October science update: Part II
In this newsletter, we will share the latest updates on the science side of the operation. We have spent the last month tweaking and playing with the specifics of our observing campaign. Also, with winter coming, we have been setting up some preparations for when the star is traditionally out of range.
Updates to the Observations
Astronomy is limited as a science in that we typically cannot do much in a laboratory setting. We can't build a baby star and scale it up, we can't repeat the Big Bang and watch it play out, and we definitely cannot go out to WTF and see with our own eyes what is going on. Instead, we get really clever with how we use the light coming from these objects. You could then guess that astronomers want ALL THE STARLIGHT. This is kind of true, but it is possible to have too much starlight. When this happens in an image the star or object from which we counted too much light is called saturated. It looks at its worst like this:
This is an image from ESO showing bleed lines (vertical stripes) on some bright stars. As you can probably guess, we have experienced some saturation issues in our data, but nothing as blatant as that image. Ours looks more like this:
Do you see it? Not really, no. A better, and more analytical way to quantify this saturation is to look at a slice through the star and see what the profile of the counts looks like. We would expect a bell curve, a normal distribution. If the star was saturated, we would expect a plateau or a mesa in the counts. Here is one of the slices demonstrating saturation:
So, how did this happen? Excellent question, internal dialogue! This is because we planned our observations with a very particular setup. We wanted as much light as possible without saturating. This required de-focusing (deliberately making our stars bigger and fuzzier on the chip) to avoid the saturation. Due to a hiccup in the telescope following the focus commands it was sent (which apparently affected other users as well), our images were actually focused rather than unfocused. These *focused* images were saturated, making light curves that look like this:
This plot was put together quickly in AstroImageJ, which is freely available if you want to analyze some data on your own. Simple GUI and beginner-friendly :p. We identified the saturated images in the above graph based on the brightness levels of the pixels illuminated by the stars. Note the value at the top of the plot window for the RMS (root mean square) is 0.057, or about a 6% random fluctuation.

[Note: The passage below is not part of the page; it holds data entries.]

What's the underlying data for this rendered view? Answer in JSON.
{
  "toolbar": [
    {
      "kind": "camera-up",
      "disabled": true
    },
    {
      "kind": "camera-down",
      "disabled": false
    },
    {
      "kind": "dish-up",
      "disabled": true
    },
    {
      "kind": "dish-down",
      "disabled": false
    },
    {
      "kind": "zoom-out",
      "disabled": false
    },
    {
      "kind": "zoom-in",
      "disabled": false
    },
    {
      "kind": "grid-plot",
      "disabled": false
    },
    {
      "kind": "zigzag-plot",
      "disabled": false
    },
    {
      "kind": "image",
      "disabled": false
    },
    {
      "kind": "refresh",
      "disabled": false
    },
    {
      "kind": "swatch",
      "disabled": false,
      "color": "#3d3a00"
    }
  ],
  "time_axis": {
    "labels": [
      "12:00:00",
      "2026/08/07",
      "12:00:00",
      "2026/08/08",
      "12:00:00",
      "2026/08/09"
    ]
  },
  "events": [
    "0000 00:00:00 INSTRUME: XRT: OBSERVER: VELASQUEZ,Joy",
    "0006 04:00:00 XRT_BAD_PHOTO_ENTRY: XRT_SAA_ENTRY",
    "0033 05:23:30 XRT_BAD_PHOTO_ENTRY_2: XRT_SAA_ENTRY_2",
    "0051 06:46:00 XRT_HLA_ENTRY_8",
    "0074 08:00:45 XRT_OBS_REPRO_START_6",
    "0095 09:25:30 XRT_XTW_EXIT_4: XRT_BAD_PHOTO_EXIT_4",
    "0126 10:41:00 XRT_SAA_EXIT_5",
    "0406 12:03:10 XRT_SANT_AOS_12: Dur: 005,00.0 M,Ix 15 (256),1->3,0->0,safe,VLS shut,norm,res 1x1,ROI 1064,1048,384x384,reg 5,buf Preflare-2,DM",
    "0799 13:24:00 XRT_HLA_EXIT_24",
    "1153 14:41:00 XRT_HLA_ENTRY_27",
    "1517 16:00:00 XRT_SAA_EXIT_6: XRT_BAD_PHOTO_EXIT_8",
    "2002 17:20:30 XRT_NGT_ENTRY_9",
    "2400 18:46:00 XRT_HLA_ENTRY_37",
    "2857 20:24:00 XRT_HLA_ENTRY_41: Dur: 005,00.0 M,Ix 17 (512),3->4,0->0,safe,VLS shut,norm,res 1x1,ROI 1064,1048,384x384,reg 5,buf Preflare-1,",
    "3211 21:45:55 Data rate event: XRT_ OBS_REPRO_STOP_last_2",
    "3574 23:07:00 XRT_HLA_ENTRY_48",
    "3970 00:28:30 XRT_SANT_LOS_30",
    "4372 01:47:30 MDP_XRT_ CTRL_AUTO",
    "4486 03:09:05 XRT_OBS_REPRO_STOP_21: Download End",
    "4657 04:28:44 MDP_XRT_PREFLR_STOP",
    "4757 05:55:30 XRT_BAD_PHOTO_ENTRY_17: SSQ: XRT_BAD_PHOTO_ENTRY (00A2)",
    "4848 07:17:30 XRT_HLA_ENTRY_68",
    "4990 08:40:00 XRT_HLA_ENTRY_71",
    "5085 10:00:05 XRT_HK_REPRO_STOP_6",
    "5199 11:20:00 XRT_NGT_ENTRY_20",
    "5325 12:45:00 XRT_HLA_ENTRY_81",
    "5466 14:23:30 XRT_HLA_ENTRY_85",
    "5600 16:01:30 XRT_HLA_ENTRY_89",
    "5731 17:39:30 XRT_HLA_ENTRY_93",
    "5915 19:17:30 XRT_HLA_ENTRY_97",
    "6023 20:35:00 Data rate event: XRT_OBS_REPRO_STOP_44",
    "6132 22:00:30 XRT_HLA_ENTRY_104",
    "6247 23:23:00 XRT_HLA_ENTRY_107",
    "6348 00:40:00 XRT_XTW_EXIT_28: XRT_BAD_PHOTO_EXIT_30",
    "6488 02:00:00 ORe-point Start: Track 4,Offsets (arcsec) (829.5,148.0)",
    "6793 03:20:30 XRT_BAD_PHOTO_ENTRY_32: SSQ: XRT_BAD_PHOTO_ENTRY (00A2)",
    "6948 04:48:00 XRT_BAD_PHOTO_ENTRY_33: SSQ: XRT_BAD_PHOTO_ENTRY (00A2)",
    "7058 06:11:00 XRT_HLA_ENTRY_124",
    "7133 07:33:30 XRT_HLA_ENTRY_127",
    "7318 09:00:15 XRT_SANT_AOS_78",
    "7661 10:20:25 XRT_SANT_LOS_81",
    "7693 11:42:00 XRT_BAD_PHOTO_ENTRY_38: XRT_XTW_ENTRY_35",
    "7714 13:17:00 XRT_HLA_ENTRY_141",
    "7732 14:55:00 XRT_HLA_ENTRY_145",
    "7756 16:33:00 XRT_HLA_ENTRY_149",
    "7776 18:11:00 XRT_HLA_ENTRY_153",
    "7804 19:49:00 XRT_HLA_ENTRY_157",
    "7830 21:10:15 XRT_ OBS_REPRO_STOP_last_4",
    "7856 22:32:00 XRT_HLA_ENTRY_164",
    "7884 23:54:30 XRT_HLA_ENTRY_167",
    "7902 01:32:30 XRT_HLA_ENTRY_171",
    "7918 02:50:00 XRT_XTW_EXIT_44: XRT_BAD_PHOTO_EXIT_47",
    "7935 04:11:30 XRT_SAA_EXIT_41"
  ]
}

This looks not good: there are many images which are affected and the data are very scattered. All is not lost though. This only affected a small fraction of the images taken and was primarily in the longer wavelengths. These images are also not worthless. Some of these can be rescued by using different comparison stars or by cleverly applying some tricks with apertures and recalibration. We have also appropriately adjusted our observation parameters so that there is no longer the threat of saturation.
Let's end this on a lovely positive note though. Here is what all of our unsaturated data in r-band looks like on the same scale as before. Note that the data are much more closely gathered:
Note that the RMS scatter is now 0.0037, or ~0.4%; a significant improvement. This is also on the same vertical scaling as the saturated data in the graph above, so that the comparison is fair.

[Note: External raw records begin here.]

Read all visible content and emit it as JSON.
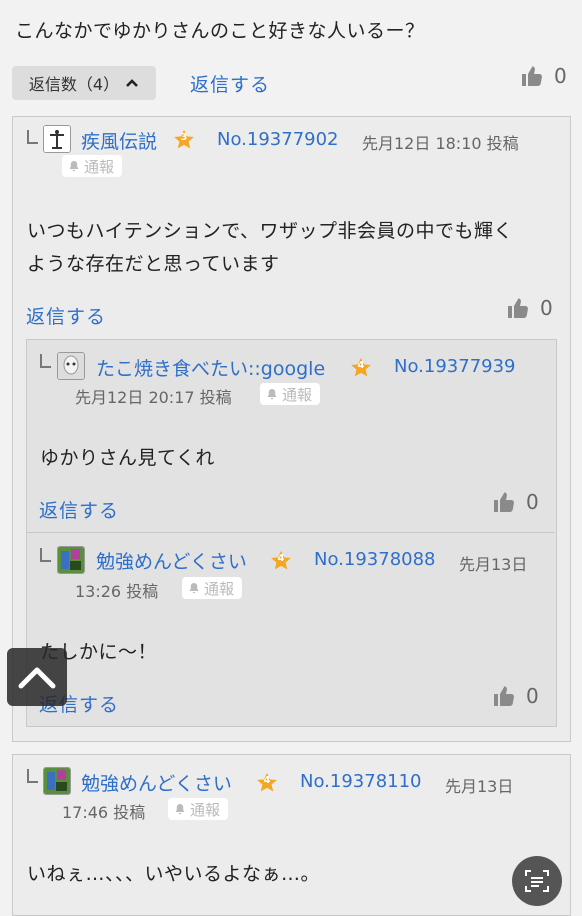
{
  "question": "こんなかでゆかりさんのこと好きな人いるー？",
  "toolbar": {
    "reply_count_label": "返信数（4）",
    "reply_label": "返信する",
    "like_count": "0"
  },
  "report_label": "通報",
  "comments": [
    {
      "name": "疾風伝説",
      "rank": "3",
      "number": "No.19377902",
      "datetime": "先月12日 18:10 投稿",
      "text_line1": "いつもハイテンションで、ワザップ非会員の中でも輝く",
      "text_line2": "ような存在だと思っています",
      "reply_label": "返信する",
      "likes": "0"
    },
    {
      "name": "たこ焼き食べたい::google",
      "rank": "4",
      "number": "No.19377939",
      "datetime": "先月12日 20:17 投稿",
      "text": "ゆかりさん見てくれ",
      "reply_label": "返信する",
      "likes": "0"
    },
    {
      "name": "勉強めんどくさい",
      "rank": "4",
      "number": "No.19378088",
      "date": "先月13日",
      "time": "13:26 投稿",
      "text": "たしかに〜！",
      "reply_label": "返信する",
      "likes": "0"
    },
    {
      "name": "勉強めんどくさい",
      "rank": "4",
      "number": "No.19378110",
      "date": "先月13日",
      "time": "17:46 投稿",
      "text": "いねぇ…、、、いやいるよなぁ…。"
    }
  ],
  "colors": {
    "link": "#2f6fc9",
    "star": "#f5a623",
    "panel_bg": "#ececec",
    "nested_bg": "#e2e2e2"
  }
}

Looking at the last ten or so observations, the uncertainties are noticeably larger. The particularly large one is likely a poor exposure due to weather or tracking, and might be removed later if there is a reason to do so. These exposures have a larger uncertainty because we have less light in each image. Our uncertainty in our measurement decreases approximately with the square root of the number of counts. As the exposures are anywhere from half to a third of the time, the uncertainties should be about 1.5 (sqrt(2)) times as large.

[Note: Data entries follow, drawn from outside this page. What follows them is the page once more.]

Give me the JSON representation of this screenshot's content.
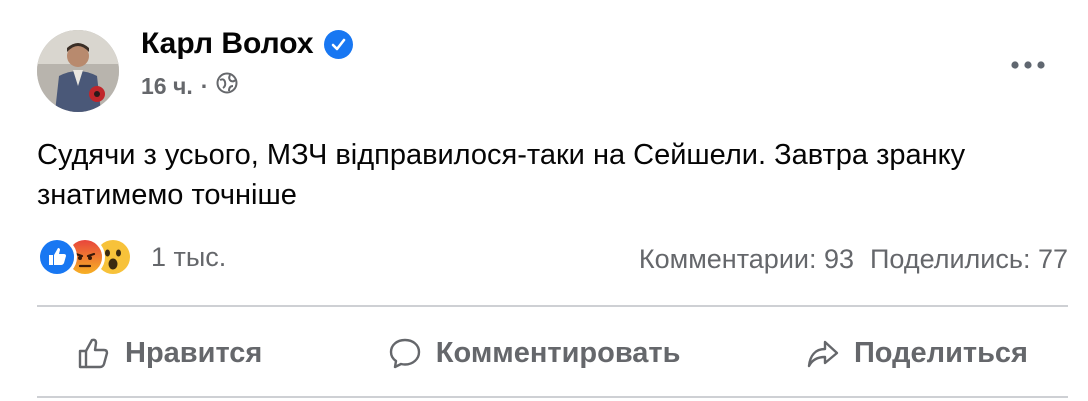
{
  "post": {
    "author": "Карл Волох",
    "time": "16 ч.",
    "separator": "·",
    "text": "Судячи з усього, МЗЧ відправилося-таки на Сейшели. Завтра зранку знатимемо точніше",
    "reactions": {
      "icons": [
        "like-icon",
        "angry-icon",
        "wow-icon"
      ],
      "count": "1 тыс."
    },
    "comments": "Комментарии: 93",
    "shares": "Поделились: 77"
  },
  "actions": {
    "like": "Нравится",
    "comment": "Комментировать",
    "share": "Поделиться"
  },
  "colors": {
    "brand_blue": "#1877f2",
    "secondary_text": "#65676b",
    "divider": "#ced0d4"
  }
}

Updates on future observations and LCOGT
Unfortunately, as winter is rolling around, we will soon lose the ability to observe our target from Earth. All is not lost though. This gives us a chance to buckle down and polish up our analysis and current data. By the time the star is visible again early next year, the funds raised from our Kickstarter program will "kick" in to observe the star.
We are fortunate enough to be able to continue the monitoring during this time from space with the Swift Telescope. This telescope is designed to study Gamma-ray bursts, but when it is not observing these objects, it can do other science. Swift's mission control is at Penn State - which happens to be Jason Wright's stomping grounds - and Jason has been successful in proposing for Swift time. Yeah! Here is a preview of what that data set we have for the star already looks like. The different colors plotted indicate different filters used to make the observations (a description of the Swift filter set is here).
We also want to make a quick note that the Las Cumbres Observatory Global Telescope Network (LCOGT) has changed its name to simply Las Cumbres Observatory (LCO). They have also updated their web address to lco.global. They have a brief update about this change on their website that is worth a read. To us, and to misquote Mister Shakespeare, a telescope by any other name operates just as sweet.
Thanks for tuning in!